Aries March 21 – April 19
It will hit you like a ton of bricks this week, which is misleading, as “it” is actually two tons of bricks.
Taurus April 20 – May 20
Things are about to get hairy for Taurus, as well as bloody, and possibly gross. But then, that’s puberty.
Gemini May 21 – June 21
If you knew what was coming, you wouldn’t be wasting valuable time reading your horoscope.
Cancer June 22 – July 22
The look on your face will be priceless this week, but due to the core temperature of molten steel, it won’t last very long.
Leo July 23 – August 22
Catch all the exciting predictions, amazing revelations, and out-of-this-world prophecies in Leo IV: Revenge Of The Zodiac.
Virgo August 23 – September 22
Don’t let other people get you down. They have a lot more important things they could be doing right now.
Libra September 23 – October 23
Lately it may seem as if you’re losing your mind, but don’t worry: There’s microwaves for every laughter and plaster wolverine.
Scorpio October 24 – November 21
You’ll soon have a hit country music song on your hands, no matter how many times you try to scrub it off.
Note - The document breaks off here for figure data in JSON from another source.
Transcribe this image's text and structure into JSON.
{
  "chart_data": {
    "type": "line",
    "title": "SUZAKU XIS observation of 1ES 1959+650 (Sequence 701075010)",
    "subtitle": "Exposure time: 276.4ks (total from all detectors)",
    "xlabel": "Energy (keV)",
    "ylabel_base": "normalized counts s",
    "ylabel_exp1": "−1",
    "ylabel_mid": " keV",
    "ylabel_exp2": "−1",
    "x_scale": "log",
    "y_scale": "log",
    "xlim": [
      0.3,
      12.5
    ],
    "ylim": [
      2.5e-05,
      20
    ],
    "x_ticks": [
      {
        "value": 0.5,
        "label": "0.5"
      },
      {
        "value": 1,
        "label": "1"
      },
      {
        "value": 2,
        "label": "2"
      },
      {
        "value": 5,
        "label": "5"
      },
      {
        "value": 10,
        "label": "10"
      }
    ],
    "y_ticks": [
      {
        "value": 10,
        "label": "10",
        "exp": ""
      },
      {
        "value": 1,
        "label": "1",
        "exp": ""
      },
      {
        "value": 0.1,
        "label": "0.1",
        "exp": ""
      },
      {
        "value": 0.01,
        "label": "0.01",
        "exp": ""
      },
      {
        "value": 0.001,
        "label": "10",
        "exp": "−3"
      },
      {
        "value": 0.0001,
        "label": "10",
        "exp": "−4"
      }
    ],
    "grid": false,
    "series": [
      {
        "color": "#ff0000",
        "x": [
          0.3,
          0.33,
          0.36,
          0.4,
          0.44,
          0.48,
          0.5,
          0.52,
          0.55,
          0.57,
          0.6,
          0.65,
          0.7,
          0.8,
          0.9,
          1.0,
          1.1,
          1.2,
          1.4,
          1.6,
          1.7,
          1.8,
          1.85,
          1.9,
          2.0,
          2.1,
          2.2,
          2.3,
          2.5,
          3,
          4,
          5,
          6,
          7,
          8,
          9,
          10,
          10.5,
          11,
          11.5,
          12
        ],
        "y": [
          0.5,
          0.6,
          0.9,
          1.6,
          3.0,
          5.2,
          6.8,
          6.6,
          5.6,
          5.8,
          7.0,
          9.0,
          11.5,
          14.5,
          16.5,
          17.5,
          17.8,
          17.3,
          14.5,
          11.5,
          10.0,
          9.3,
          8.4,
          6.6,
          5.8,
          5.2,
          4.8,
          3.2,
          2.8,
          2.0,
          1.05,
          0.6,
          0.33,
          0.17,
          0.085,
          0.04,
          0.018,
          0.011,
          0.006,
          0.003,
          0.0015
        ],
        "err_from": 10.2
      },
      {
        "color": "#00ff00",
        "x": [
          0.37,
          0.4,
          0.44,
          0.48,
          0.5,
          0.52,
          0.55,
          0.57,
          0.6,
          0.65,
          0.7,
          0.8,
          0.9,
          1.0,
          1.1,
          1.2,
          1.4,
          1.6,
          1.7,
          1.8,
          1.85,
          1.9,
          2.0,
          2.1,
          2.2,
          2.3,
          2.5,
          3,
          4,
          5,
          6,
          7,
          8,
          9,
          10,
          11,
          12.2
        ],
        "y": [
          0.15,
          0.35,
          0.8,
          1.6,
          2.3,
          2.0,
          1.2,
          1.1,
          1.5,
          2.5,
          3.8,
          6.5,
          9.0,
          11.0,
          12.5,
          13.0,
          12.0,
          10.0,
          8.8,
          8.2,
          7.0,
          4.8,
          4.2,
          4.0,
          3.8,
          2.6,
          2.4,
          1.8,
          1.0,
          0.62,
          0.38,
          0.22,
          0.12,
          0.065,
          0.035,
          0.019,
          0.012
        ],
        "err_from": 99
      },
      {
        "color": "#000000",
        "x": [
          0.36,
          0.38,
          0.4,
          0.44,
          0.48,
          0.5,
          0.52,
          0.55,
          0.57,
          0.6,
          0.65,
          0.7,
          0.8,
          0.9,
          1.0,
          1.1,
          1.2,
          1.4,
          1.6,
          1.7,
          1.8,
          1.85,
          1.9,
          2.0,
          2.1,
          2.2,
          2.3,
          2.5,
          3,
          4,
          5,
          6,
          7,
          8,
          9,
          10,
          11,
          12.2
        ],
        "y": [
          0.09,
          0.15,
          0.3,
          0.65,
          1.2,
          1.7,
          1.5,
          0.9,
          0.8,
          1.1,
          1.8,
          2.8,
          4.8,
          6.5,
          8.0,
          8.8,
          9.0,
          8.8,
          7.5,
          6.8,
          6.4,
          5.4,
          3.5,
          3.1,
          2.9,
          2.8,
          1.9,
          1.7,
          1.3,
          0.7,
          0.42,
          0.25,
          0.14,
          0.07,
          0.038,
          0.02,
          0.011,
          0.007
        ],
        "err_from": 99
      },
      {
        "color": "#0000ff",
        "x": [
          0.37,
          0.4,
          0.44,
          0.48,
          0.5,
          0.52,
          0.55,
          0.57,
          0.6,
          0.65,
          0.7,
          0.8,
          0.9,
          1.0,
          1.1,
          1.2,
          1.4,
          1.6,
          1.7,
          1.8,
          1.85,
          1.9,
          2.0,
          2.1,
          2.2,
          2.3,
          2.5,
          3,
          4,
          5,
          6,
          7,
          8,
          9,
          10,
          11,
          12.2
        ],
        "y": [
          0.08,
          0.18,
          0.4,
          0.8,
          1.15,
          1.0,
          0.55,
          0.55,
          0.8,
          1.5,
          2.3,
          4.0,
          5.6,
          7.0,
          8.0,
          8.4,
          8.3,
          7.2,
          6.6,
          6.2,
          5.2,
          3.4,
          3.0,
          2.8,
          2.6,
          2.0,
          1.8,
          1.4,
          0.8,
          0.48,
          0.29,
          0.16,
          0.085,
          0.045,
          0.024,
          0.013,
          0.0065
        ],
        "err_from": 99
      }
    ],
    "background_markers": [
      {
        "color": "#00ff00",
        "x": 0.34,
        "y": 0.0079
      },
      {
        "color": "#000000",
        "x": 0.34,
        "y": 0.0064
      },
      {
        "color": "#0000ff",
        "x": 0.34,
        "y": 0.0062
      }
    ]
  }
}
Sagittarius November 22 – December 21
Everyone laughed when you fell down the stairs, but the joke will be on them this week, when it’s revealed you were pregnant at the time.
Capricorn December 22 – January 19
You’ll soon meet your maker, which, according to your model number and serial code, is the Globotech Corporation.
Aquarius January 20 – February 18
The stars indicate financial success, new romantic interests, and complete spiritual fulfillment this week. There, are you happy now?
Pisces February 19 – March 20
The ladies all think you’re a sex god, but unfortunately for you, they’re still not buying the whole immaculate conception excuse.